Salesforce Transaction visualised in the Audicity transaction viewer — Salesforce transaction visualised in the Data History transaction viewer

‍

Building Observability and More

Once you have a good set of telemetry metrics being emitted from your system, good observability is possible. A tool like Processity Data History can help with that. But observability is not a one-dimensional practice. Having a combination of structured data (traces and metrics) and unstructured data (logs) can paint a more complete picture of your system health.

Although Processity Data History is a great complement to your observability tools, this is not our end goal. Processity’s goal is to build the industry standard of business process mining. For this, we required a more complete and accurate history of data changes. It turns out that using the principles of observability we have created just such a data source. It is a happy side effect that it can also be used for observability.

‍

Instrumentation and Platform Events

I lied. There is one more item to address around non-code instrumentation: platform events. Specifically, change data capture (CDC) events.

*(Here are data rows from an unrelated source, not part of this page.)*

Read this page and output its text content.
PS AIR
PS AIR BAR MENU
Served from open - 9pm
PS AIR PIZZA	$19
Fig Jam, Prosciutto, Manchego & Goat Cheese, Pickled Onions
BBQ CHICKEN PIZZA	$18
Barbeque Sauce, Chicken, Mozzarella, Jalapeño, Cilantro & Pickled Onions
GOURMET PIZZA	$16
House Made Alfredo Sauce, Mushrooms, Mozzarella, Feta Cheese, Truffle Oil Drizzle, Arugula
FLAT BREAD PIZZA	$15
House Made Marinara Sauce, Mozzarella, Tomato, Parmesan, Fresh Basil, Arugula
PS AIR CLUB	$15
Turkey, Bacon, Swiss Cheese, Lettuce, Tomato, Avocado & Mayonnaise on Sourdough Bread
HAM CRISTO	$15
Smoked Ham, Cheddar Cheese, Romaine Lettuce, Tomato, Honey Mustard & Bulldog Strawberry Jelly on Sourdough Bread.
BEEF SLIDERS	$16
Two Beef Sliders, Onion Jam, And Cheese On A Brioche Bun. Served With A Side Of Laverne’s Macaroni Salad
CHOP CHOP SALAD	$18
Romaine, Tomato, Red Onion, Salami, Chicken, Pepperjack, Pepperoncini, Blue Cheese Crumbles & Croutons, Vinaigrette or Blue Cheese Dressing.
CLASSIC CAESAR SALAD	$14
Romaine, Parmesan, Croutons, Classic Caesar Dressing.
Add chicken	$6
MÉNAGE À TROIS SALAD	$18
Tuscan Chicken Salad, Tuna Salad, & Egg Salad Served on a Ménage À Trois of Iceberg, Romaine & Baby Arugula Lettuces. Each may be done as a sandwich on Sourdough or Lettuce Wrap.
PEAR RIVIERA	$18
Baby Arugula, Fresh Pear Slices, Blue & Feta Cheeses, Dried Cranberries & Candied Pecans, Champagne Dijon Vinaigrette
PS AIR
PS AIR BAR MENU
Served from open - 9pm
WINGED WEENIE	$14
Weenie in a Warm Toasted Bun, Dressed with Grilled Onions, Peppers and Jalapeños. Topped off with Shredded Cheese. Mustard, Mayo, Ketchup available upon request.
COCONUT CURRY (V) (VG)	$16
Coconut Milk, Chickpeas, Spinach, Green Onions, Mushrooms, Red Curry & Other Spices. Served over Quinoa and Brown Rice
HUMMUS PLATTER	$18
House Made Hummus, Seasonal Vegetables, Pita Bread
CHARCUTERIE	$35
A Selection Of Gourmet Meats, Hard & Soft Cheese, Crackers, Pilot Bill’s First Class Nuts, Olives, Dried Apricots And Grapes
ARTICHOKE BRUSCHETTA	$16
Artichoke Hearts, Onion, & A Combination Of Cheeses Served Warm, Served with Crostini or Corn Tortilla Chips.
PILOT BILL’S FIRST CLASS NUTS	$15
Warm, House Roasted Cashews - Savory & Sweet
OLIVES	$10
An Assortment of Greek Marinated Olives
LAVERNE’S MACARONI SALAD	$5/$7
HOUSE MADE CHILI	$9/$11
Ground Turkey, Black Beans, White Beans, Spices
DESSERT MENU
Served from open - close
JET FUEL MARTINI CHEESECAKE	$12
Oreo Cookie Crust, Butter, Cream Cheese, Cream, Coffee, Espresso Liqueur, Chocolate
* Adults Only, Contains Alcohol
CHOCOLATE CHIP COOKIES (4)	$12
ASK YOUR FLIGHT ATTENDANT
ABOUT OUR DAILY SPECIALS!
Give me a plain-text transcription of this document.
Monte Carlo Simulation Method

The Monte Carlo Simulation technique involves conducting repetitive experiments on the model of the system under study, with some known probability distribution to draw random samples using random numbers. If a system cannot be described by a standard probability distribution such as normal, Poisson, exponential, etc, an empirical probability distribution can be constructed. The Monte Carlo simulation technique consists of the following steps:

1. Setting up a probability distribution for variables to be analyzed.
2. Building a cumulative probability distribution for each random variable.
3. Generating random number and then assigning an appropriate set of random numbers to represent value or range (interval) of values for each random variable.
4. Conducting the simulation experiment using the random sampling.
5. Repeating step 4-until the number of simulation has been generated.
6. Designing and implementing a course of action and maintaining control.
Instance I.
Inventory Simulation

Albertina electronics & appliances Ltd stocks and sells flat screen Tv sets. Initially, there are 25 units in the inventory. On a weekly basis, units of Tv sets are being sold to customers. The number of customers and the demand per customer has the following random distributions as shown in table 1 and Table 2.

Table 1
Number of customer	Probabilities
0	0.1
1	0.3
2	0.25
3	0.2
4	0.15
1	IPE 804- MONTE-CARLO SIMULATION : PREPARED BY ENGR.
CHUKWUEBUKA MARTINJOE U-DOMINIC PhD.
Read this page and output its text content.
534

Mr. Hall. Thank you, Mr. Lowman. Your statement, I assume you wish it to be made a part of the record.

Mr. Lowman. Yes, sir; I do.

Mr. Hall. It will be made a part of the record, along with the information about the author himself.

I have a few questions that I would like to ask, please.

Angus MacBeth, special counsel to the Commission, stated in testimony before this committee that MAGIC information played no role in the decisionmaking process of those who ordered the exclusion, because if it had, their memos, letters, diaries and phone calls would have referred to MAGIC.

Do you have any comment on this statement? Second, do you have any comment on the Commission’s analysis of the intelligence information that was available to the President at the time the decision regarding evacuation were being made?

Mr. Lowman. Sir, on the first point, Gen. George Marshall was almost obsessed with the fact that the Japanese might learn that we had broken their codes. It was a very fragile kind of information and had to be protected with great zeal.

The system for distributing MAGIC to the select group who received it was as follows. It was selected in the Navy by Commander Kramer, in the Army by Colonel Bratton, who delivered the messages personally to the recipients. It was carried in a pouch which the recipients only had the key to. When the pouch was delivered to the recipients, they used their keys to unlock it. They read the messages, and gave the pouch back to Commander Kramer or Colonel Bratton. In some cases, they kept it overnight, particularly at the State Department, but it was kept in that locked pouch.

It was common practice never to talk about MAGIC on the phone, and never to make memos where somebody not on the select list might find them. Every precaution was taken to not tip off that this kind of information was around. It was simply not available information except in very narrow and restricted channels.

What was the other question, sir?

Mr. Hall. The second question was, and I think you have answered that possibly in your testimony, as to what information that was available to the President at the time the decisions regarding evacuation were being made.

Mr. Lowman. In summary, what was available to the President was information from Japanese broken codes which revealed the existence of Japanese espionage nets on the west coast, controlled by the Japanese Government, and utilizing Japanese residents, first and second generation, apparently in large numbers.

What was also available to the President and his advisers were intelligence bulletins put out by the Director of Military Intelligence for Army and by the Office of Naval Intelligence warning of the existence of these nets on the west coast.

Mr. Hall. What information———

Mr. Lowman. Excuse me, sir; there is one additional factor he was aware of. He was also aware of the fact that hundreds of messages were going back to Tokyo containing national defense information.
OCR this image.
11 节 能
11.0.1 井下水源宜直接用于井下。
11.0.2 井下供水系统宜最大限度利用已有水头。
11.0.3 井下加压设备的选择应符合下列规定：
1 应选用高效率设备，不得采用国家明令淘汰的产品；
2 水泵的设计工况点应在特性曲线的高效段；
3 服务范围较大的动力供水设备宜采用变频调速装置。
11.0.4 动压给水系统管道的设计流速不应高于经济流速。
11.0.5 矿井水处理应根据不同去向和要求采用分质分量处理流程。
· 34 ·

CDC does present an opportunity to regularly output data changes. You could call this a form of instrumentation and it might have some limited applications. But if someone wanted to understand how the logic and implementation of the code was impacting an org, CDC would not help.

As far as observability goes, there are other obstacles to using CDC, such as additional license costs, incomplete support for standard objects and inability to discern whether a change was initiated by a user or an automation.

‍

Summing Up Instrumentation

Instrumentation is a time-tested technique to obtain critical operational data from software systems. Whilst adding code to track your code requires thoughtful planning and implementation, the small investment can yield significant benefits in the form of higher accuracy, and more complete telemetry data.

‍

Processity Data History, formerly known as Audicity.